To: amps@contesting.com
Subject: Re: [Amps] Good engineering
From: Steve <g8gsq@f2s.com>
Date: Mon, 29 Mar 2010 10:04:49 +0100
List-post: <amps@contesting.com">mailto:amps@contesting.com>

Roger wrote:
> 
> 
> Steve Thompson wrote:
>>>> Some semiconductors I worked with years ago were rated for 25
>>>> years continuous operation at maximum temperature.  It was said
>>>> that the tracks inside the part migrated to the next nearest
>>>> track over time and stress.
>>>> 
>>> I doubt the tracks themselves migrate.
>>> 
>> 
>> The metal does migrate, dependent on temperature and current
>> density.
> True. Two pieces of gold placed together will eventually bond.  IIRC
> The migration of gold through silicon is very slow except at very
> high temperatures which would be high enough to create problems with
> the doping migration and minority carriers on their own.
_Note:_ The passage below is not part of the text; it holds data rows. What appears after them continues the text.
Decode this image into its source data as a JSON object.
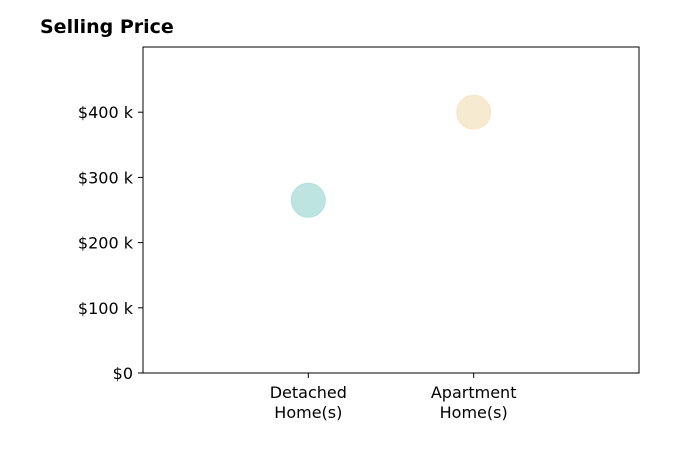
{
  "chart_data": {
    "type": "scatter",
    "title": "Selling Price",
    "xlabel": "",
    "ylabel": "",
    "categories": [
      "Detached\nHome(s)",
      "Apartment\nHome(s)"
    ],
    "values": [
      265000,
      400000
    ],
    "point_colors": [
      "#b2dfdb",
      "#f5e6c8"
    ],
    "ylim": [
      0,
      500000
    ],
    "yticks": [
      0,
      100000,
      200000,
      300000,
      400000
    ],
    "ytick_labels": [
      "$0",
      "$100 k",
      "$200 k",
      "$300 k",
      "$400 k"
    ],
    "grid": false,
    "legend": "none"
  }
}
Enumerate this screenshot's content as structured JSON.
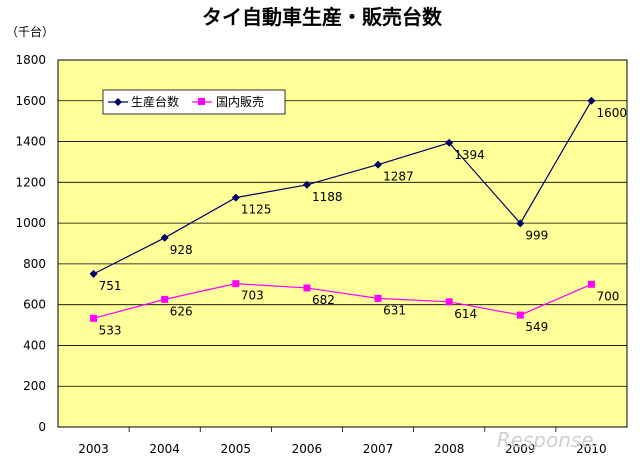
{
  "chart_data": {
    "type": "line",
    "title": "タイ自動車生産・販売台数",
    "ylabel": "（千台）",
    "categories": [
      "2003",
      "2004",
      "2005",
      "2006",
      "2007",
      "2008",
      "2009",
      "2010"
    ],
    "ylim": [
      0,
      1800
    ],
    "yticks": [
      0,
      200,
      400,
      600,
      800,
      1000,
      1200,
      1400,
      1600,
      1800
    ],
    "grid": true,
    "legend_position": "top-left",
    "background_color": "#ffff99",
    "series": [
      {
        "name": "生産台数",
        "values": [
          751,
          928,
          1125,
          1188,
          1287,
          1394,
          999,
          1600
        ],
        "color": "#000066",
        "marker": "diamond"
      },
      {
        "name": "国内販売",
        "values": [
          533,
          626,
          703,
          682,
          631,
          614,
          549,
          700
        ],
        "color": "#ff00ff",
        "marker": "square"
      }
    ]
  },
  "watermark": "Response."
}
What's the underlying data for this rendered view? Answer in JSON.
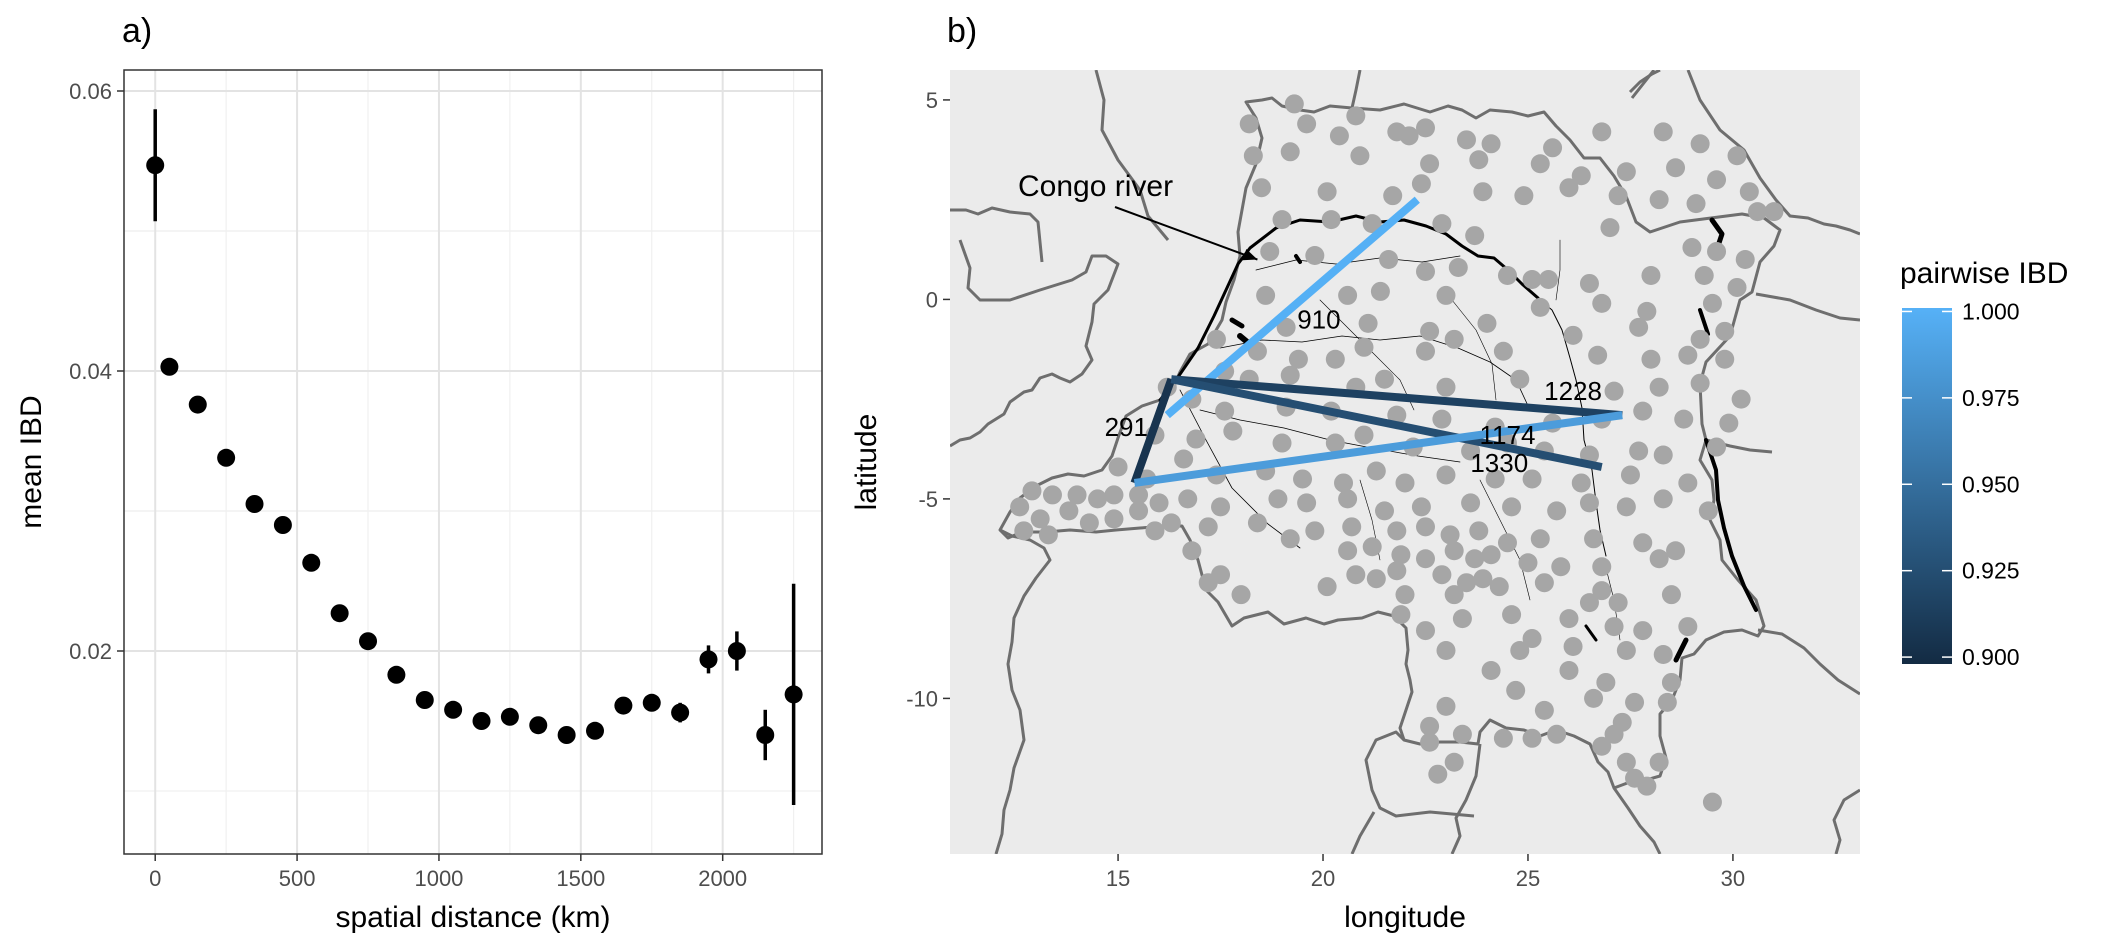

Of course in
>  today's devices with very small trace spacing and extremely small
> traces a number of problems crop up including conductor erosion from
> electron flow, particularly when looking at devices with 40 nanometer
> traces and equal spacing and millions or billions of transistors per
> die.
I think it's this last bit that David and I were referring to - 
electromigration. There's references to it in the old Motorola app notes 
AN1024, AN1025 and AN1027 on the Freescale web site (I think these are 
actually TRW originally and renumbered after the Motorola takeover). The 
effects are predicted by Black's equation.

The ones I was thinking of were from Mike Flahie at TRW - App note #1 
'Reliability and MTF - The Long and Short of it'. and #5 'A study of the 
advantages of gold metallization in the manufacture of microwave 
transistors'. All of this dates back to the late 60s and 70s.